APG
… an ABNF Parser Generator
|
A universal mode back reference, \%uA
, matches the last occurrence of A
regardless of where it occurs in the input source string or on the parse tree. Consider a grammar for HTML-like tags using universal mode.
U = (%d60 tag %d62) U (%d60.47 \%utag %d62) / %d45.45 CRLF tag = 1*%%(d97-122 / %d65-90) CRLF
The input string
<TagA><TagB>--</TagB></TagB>
would have a parse tree figuratively like Figure 1. Notice that the last tag matched was "TagB" at the bottom of the left side of the parse tree. Since universal mode back referencing only matches that last occurrence of the rule "tag" both back references can only match "TagB". This is not what we want for HTML tags.

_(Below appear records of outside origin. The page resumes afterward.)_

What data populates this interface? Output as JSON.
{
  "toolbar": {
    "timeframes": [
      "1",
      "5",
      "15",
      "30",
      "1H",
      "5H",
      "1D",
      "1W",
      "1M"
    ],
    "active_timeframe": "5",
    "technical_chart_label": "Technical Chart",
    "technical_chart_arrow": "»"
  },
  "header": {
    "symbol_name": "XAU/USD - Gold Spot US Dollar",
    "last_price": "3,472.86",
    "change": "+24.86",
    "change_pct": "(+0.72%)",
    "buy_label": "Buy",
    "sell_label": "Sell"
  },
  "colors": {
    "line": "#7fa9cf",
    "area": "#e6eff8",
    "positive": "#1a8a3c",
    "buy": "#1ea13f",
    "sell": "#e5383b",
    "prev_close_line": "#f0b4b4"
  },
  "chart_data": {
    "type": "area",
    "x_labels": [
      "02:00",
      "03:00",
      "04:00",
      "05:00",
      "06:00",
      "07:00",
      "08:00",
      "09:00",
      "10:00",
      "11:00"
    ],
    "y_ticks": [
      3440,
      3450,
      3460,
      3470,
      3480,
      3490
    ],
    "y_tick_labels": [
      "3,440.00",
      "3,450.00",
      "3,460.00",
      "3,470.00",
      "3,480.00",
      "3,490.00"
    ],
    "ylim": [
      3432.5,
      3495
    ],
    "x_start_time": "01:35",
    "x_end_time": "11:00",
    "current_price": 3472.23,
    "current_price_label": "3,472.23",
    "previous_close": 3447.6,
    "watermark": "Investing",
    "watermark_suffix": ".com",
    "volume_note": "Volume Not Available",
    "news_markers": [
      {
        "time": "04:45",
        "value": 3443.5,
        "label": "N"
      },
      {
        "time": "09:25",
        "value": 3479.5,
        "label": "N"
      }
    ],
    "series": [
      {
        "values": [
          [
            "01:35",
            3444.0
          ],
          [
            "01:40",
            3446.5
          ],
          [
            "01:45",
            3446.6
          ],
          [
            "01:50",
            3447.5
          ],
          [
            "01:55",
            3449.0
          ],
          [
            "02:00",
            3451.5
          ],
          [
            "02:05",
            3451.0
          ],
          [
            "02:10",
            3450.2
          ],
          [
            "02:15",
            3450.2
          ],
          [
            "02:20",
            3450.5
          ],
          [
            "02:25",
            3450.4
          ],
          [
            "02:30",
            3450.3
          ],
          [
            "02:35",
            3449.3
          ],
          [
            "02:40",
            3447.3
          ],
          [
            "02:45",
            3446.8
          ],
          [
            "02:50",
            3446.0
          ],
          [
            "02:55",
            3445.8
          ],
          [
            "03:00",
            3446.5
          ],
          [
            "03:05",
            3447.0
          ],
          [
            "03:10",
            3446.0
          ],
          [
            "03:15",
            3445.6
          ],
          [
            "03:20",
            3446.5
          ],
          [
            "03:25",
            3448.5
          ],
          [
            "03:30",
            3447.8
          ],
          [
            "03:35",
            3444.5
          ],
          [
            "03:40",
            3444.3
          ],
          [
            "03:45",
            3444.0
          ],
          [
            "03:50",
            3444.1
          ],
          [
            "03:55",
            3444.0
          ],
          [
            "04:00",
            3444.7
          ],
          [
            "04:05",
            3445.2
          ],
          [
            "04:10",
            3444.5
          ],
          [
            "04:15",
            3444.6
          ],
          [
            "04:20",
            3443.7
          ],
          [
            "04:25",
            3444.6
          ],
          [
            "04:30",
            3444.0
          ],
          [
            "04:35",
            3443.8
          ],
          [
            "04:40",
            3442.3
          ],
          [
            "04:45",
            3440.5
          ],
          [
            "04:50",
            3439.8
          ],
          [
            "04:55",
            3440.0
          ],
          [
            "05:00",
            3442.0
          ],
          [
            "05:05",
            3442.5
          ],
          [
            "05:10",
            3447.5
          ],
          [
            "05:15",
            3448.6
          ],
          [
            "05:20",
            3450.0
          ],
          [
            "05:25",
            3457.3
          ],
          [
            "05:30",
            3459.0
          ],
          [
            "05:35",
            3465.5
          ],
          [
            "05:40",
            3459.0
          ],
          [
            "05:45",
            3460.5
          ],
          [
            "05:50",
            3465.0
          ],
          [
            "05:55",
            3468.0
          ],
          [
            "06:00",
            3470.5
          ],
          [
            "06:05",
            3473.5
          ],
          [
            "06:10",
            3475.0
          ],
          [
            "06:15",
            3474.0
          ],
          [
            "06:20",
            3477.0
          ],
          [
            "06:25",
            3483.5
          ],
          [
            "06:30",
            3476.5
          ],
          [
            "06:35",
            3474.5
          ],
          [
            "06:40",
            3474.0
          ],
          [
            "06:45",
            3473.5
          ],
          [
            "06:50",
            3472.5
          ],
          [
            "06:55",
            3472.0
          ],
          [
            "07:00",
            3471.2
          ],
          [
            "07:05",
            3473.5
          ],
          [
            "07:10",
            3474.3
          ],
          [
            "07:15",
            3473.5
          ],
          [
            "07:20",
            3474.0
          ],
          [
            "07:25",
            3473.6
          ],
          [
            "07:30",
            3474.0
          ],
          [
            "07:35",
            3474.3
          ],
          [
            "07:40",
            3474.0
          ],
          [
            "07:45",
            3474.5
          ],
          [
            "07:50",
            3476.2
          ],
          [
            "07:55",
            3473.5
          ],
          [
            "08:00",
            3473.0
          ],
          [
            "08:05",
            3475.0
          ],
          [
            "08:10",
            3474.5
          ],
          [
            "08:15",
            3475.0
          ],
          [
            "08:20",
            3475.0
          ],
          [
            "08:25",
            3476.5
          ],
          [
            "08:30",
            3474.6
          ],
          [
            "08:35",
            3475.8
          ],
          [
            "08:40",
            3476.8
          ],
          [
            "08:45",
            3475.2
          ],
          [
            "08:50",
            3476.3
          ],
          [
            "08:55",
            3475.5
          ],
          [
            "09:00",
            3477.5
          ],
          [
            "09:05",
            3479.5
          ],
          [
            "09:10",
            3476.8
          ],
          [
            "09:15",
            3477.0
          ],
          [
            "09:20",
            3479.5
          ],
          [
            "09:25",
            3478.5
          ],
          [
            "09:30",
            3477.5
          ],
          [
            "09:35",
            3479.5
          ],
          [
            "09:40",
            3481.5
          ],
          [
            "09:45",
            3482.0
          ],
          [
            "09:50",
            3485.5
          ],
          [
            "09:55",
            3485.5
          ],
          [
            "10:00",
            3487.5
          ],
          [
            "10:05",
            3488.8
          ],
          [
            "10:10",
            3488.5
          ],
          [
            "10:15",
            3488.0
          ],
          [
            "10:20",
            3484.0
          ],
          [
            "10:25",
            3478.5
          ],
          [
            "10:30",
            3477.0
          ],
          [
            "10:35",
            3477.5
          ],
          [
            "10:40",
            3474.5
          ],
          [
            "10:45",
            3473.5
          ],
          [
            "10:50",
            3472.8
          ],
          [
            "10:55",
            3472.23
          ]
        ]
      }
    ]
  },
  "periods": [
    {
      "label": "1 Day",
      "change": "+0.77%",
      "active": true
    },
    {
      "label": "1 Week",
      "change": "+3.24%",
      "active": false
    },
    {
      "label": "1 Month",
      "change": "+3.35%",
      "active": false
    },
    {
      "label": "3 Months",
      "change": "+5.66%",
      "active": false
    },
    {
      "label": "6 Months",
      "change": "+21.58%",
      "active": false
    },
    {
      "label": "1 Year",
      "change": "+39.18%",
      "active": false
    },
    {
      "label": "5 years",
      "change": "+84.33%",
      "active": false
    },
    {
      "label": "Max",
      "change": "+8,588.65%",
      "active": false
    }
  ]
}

Let's try this again with parent mode back referencing. We will use the same grammar except use parent mode back references.

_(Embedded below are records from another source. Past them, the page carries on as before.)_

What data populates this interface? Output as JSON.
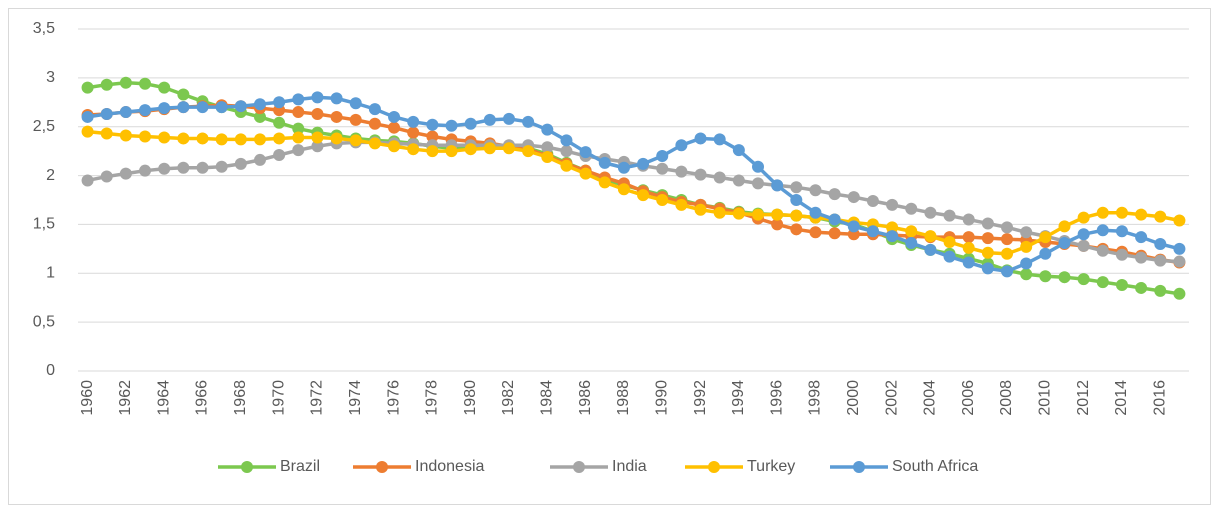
{
  "chart_data": {
    "type": "line",
    "categories": [
      "1960",
      null,
      "1962",
      null,
      "1964",
      null,
      "1966",
      null,
      "1968",
      null,
      "1970",
      null,
      "1972",
      null,
      "1974",
      null,
      "1976",
      null,
      "1978",
      null,
      "1980",
      null,
      "1982",
      null,
      "1984",
      null,
      "1986",
      null,
      "1988",
      null,
      "1990",
      null,
      "1992",
      null,
      "1994",
      null,
      "1996",
      null,
      "1998",
      null,
      "2000",
      null,
      "2002",
      null,
      "2004",
      null,
      "2006",
      null,
      "2008",
      null,
      "2010",
      null,
      "2012",
      null,
      "2014",
      null,
      "2016",
      null
    ],
    "series": [
      {
        "name": "Brazil",
        "color": "#7cc84f",
        "values": [
          2.9,
          2.93,
          2.95,
          2.94,
          2.9,
          2.83,
          2.76,
          2.7,
          2.65,
          2.6,
          2.54,
          2.48,
          2.44,
          2.41,
          2.38,
          2.36,
          2.35,
          2.33,
          2.3,
          2.28,
          2.3,
          2.3,
          2.3,
          2.28,
          2.22,
          2.13,
          2.05,
          1.96,
          1.9,
          1.85,
          1.8,
          1.75,
          1.7,
          1.67,
          1.63,
          1.61,
          1.6,
          1.59,
          1.57,
          1.53,
          1.5,
          1.43,
          1.35,
          1.29,
          1.24,
          1.2,
          1.15,
          1.1,
          1.03,
          0.99,
          0.97,
          0.96,
          0.94,
          0.91,
          0.88,
          0.85,
          0.82,
          0.79
        ]
      },
      {
        "name": "Indonesia",
        "color": "#ed7d31",
        "values": [
          2.62,
          2.63,
          2.65,
          2.66,
          2.68,
          2.7,
          2.71,
          2.72,
          2.71,
          2.69,
          2.67,
          2.65,
          2.63,
          2.6,
          2.57,
          2.53,
          2.49,
          2.44,
          2.4,
          2.37,
          2.35,
          2.33,
          2.3,
          2.27,
          2.2,
          2.12,
          2.05,
          1.98,
          1.92,
          1.84,
          1.78,
          1.73,
          1.7,
          1.66,
          1.62,
          1.56,
          1.5,
          1.45,
          1.42,
          1.41,
          1.4,
          1.4,
          1.39,
          1.38,
          1.37,
          1.37,
          1.37,
          1.36,
          1.35,
          1.34,
          1.32,
          1.3,
          1.28,
          1.25,
          1.22,
          1.18,
          1.14,
          1.11
        ]
      },
      {
        "name": "India",
        "color": "#a5a5a5",
        "values": [
          1.95,
          1.99,
          2.02,
          2.05,
          2.07,
          2.08,
          2.08,
          2.09,
          2.12,
          2.16,
          2.21,
          2.26,
          2.3,
          2.33,
          2.34,
          2.34,
          2.33,
          2.32,
          2.31,
          2.31,
          2.31,
          2.31,
          2.31,
          2.31,
          2.29,
          2.25,
          2.2,
          2.17,
          2.14,
          2.1,
          2.07,
          2.04,
          2.01,
          1.98,
          1.95,
          1.92,
          1.9,
          1.88,
          1.85,
          1.81,
          1.78,
          1.74,
          1.7,
          1.66,
          1.62,
          1.59,
          1.55,
          1.51,
          1.47,
          1.42,
          1.38,
          1.33,
          1.28,
          1.23,
          1.19,
          1.16,
          1.13,
          1.12
        ]
      },
      {
        "name": "Turkey",
        "color": "#ffc000",
        "values": [
          2.45,
          2.43,
          2.41,
          2.4,
          2.39,
          2.38,
          2.38,
          2.37,
          2.37,
          2.37,
          2.38,
          2.39,
          2.39,
          2.38,
          2.36,
          2.33,
          2.3,
          2.27,
          2.25,
          2.25,
          2.27,
          2.28,
          2.28,
          2.25,
          2.19,
          2.1,
          2.02,
          1.93,
          1.86,
          1.8,
          1.75,
          1.7,
          1.65,
          1.62,
          1.61,
          1.6,
          1.6,
          1.59,
          1.57,
          1.55,
          1.52,
          1.5,
          1.47,
          1.43,
          1.38,
          1.32,
          1.26,
          1.21,
          1.2,
          1.27,
          1.37,
          1.48,
          1.57,
          1.62,
          1.62,
          1.6,
          1.58,
          1.54
        ]
      },
      {
        "name": "South Africa",
        "color": "#5b9bd5",
        "values": [
          2.6,
          2.63,
          2.65,
          2.67,
          2.69,
          2.7,
          2.7,
          2.7,
          2.71,
          2.73,
          2.75,
          2.78,
          2.8,
          2.79,
          2.74,
          2.68,
          2.6,
          2.55,
          2.52,
          2.51,
          2.53,
          2.57,
          2.58,
          2.55,
          2.47,
          2.36,
          2.24,
          2.13,
          2.08,
          2.12,
          2.2,
          2.31,
          2.38,
          2.37,
          2.26,
          2.09,
          1.9,
          1.75,
          1.62,
          1.55,
          1.48,
          1.43,
          1.38,
          1.31,
          1.24,
          1.17,
          1.11,
          1.05,
          1.02,
          1.1,
          1.2,
          1.31,
          1.4,
          1.44,
          1.43,
          1.37,
          1.3,
          1.25
        ]
      }
    ],
    "ylim": [
      0,
      3.5
    ],
    "yticks": [
      0,
      {
        "value": 0.5,
        "label": "0,5"
      },
      1,
      {
        "value": 1.5,
        "label": "1,5"
      },
      2,
      {
        "value": 2.5,
        "label": "2,5"
      },
      3,
      {
        "value": 3.5,
        "label": "3,5"
      }
    ],
    "grid": true,
    "legend": "bottom"
  }
}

P = (%d60 tag %d62) P (%d60.47 \%ptag %d62) / %d45.45 CRLF tag = 1*%%(d97-122 / %d65-90) CRLF
The input string
<TagA><TagB>--</TagB></TagA>
would have a parse tree figuratively like Figure 2. Since parent mode back referencing only matches the last occurrence of the rule "tag" having the same parent as the back reference we get a symmetric matching across the left and right branches of the parse tree. This solves the problem of matching not only the correct pairing of the HTML start and end tags, but the tag names as well.